Filmmaker Darryl Roberts goes on a five year journey to examine this culture's burgeoning obsession with physical beauty and perfection, showing how increasingly unattainable images contribute to the rise in low self-esteem, body dismorphia, and eating disorders for young women and girls who also happen to be the beauty industry's largest consumers. In almost 40,000 media messages a year, young people are being told that unless you look like supermodels and rock stars, you're not good enough for anyone. In 2004 alone, people across the United States spent $12.4 billion on cosmetic surgery. America the Beautiful explores why these people are spending so much money to cover up their discontent that is mainly driven by advertising. What are the true costs of this culture's obsession with youth, plastic notions of beauty, and impossibly slender physiques? Who actually benefits from this high-priced journey towards a fake ideal, and does it justify an entire nation's psychosis?
Audrie & Daisy is a documentary about the trend of teenage girls in the United States being sexually assaulted by their male classmates, and having the assaults recorded and shared on social media. It looks at the trend that the legal system tends to systematically minimise and dismiss cases, resulting in victimised girls not receiving justice. Girls often end up getting bullied both in school as well as online for being rape victims, and the pictures and videos are posted online--almost as trophies--by teens that have committed and witnessed these crimes. The online forum for sharing these images and comments has become the new public square of shame for adolescents. Audrie & Daisy aims to shed light on this dark corner of life facing young adults, and serves to form a powerful tool for honest conversation, analysis, and real justice.

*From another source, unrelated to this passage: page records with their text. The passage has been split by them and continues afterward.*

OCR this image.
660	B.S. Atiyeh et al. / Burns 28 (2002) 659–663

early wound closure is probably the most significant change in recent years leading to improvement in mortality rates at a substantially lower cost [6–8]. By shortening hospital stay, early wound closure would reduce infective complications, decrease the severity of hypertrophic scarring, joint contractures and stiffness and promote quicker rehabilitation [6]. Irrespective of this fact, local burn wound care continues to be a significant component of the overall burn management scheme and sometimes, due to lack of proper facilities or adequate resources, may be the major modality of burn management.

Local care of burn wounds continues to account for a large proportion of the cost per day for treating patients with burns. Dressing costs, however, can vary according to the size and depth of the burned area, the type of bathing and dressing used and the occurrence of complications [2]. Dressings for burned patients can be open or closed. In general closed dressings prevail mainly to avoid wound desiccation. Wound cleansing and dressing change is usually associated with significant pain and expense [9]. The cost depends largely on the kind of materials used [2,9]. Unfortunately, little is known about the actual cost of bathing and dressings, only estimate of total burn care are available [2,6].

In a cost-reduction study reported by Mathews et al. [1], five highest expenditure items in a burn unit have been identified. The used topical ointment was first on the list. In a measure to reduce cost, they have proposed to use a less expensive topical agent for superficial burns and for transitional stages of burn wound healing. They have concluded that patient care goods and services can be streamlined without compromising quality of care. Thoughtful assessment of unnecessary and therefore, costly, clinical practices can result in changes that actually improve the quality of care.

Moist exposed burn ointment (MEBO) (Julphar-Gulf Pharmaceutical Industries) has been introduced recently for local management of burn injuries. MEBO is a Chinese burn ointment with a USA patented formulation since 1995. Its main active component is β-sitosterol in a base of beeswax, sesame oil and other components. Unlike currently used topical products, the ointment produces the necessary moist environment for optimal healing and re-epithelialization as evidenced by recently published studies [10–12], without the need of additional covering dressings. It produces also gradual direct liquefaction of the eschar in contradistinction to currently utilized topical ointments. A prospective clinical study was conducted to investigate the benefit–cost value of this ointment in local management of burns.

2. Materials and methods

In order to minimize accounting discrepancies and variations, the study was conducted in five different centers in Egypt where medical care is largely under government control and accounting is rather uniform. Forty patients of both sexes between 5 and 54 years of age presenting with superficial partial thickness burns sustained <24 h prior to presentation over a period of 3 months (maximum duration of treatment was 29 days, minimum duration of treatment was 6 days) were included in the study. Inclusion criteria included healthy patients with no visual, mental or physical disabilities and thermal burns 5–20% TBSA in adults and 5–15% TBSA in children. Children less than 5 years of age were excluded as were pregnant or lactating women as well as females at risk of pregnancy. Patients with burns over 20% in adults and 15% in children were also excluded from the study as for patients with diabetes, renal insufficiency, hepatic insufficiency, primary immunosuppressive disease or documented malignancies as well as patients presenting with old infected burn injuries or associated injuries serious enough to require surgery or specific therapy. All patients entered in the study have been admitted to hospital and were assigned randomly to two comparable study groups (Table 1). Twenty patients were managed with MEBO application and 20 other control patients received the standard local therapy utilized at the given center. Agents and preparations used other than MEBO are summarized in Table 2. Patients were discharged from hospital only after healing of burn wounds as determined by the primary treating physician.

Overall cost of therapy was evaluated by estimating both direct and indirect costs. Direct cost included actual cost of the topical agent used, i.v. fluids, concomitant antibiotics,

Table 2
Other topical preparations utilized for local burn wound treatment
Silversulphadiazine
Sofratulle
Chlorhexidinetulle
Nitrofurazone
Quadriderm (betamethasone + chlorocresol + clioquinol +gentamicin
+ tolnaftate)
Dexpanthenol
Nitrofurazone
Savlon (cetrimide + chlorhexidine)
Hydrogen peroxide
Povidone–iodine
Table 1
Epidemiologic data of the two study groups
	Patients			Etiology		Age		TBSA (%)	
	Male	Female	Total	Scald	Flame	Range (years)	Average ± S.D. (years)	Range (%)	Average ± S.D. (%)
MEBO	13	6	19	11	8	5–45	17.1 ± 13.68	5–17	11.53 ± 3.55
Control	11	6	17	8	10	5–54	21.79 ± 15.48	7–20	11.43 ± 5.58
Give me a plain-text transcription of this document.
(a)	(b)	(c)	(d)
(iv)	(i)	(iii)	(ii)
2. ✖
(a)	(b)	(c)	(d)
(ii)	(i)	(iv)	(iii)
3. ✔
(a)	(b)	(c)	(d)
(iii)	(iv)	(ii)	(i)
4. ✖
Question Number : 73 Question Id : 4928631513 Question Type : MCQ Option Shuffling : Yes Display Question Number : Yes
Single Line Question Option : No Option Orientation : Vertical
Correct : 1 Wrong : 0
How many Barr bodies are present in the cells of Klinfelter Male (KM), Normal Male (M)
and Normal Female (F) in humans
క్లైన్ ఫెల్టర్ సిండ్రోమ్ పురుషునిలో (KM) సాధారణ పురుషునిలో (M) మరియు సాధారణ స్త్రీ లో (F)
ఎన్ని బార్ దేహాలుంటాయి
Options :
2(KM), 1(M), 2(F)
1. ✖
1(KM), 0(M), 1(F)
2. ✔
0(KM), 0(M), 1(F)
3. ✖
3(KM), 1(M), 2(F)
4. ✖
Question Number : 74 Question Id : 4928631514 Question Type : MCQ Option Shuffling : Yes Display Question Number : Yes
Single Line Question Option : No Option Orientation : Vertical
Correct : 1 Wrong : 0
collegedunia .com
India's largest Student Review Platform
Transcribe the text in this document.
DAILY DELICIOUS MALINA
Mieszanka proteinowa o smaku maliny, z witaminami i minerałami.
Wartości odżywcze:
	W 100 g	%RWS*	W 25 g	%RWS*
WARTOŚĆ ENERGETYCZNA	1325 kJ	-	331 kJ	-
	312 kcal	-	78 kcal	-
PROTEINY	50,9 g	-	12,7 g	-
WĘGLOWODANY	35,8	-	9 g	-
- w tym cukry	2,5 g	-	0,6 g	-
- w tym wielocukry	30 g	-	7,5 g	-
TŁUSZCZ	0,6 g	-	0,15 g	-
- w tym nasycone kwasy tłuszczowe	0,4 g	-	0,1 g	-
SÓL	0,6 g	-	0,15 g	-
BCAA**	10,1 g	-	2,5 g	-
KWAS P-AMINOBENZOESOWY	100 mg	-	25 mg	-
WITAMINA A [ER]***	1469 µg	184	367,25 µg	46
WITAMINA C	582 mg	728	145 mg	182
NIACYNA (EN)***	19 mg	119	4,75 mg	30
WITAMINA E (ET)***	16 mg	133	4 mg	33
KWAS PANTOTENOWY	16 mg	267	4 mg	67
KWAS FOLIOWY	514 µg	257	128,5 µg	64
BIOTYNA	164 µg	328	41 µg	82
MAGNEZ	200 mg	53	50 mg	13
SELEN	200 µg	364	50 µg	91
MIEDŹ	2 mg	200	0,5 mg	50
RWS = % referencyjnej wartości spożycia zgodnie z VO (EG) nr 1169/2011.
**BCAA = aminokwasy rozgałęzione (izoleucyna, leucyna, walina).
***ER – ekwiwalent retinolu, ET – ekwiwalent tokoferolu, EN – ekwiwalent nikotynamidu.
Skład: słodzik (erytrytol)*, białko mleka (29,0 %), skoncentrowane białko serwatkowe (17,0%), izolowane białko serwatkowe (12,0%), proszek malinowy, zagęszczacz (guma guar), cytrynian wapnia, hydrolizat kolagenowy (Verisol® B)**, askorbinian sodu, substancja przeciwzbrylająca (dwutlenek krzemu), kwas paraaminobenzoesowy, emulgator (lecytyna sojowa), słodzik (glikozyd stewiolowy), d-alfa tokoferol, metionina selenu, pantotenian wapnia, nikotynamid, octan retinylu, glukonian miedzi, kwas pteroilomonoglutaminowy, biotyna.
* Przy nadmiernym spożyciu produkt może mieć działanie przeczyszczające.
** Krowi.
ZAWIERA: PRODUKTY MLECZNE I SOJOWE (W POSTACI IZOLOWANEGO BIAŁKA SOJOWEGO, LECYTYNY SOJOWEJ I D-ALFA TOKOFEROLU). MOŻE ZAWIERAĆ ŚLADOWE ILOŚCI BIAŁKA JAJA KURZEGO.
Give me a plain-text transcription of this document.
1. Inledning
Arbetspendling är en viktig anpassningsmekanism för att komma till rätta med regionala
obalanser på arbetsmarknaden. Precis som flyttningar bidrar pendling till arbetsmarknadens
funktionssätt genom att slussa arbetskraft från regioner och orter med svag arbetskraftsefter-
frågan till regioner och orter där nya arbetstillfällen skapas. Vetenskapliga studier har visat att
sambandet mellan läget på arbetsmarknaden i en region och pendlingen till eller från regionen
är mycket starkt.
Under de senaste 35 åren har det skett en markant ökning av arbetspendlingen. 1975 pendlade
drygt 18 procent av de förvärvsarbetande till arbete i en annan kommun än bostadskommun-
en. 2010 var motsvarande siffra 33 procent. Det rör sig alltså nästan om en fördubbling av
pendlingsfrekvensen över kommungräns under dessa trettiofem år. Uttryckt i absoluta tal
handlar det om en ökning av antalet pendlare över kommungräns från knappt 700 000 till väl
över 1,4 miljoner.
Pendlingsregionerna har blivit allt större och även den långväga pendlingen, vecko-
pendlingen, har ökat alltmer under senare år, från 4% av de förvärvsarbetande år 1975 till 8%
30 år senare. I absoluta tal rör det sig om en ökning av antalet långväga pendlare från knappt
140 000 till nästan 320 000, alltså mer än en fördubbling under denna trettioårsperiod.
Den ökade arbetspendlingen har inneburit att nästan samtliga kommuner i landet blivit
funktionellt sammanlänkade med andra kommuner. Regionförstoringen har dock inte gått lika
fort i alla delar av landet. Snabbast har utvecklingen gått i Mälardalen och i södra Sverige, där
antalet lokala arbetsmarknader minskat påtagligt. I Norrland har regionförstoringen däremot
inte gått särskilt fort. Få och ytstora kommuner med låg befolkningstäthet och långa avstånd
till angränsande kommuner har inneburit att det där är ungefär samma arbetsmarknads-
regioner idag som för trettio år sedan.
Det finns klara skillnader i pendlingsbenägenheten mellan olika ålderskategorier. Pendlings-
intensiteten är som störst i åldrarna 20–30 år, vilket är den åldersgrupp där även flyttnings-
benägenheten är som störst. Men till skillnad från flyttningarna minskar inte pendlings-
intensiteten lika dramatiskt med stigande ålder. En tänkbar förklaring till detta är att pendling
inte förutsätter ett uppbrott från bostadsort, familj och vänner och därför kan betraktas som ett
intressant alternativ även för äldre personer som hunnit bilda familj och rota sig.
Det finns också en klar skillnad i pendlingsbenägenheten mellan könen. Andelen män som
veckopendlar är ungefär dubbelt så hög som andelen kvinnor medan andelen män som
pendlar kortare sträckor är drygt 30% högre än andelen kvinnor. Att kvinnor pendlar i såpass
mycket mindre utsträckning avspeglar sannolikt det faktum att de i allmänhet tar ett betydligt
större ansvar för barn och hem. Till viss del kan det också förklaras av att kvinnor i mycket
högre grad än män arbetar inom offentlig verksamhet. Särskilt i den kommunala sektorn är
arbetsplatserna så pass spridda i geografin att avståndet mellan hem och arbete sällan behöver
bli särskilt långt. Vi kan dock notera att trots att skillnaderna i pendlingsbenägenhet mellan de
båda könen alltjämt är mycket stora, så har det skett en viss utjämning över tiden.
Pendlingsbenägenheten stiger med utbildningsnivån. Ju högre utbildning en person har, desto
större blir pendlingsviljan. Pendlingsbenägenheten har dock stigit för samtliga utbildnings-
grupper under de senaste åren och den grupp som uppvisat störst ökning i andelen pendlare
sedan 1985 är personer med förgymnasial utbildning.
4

Far from ending with the abolition of slavery, the trade in human beings is thriving more than ever before. Today, 27 million men, women and children are held, sold and trafficked as slaves throughout the world. From the sex slaves of Eastern Europe to China's prison labour slaves; from Brazil's hellish charcoal slave camps to entire families enslaved in Pakistan's brick kilns, this series exposes the people behind modern slavery and the companies who profit from it.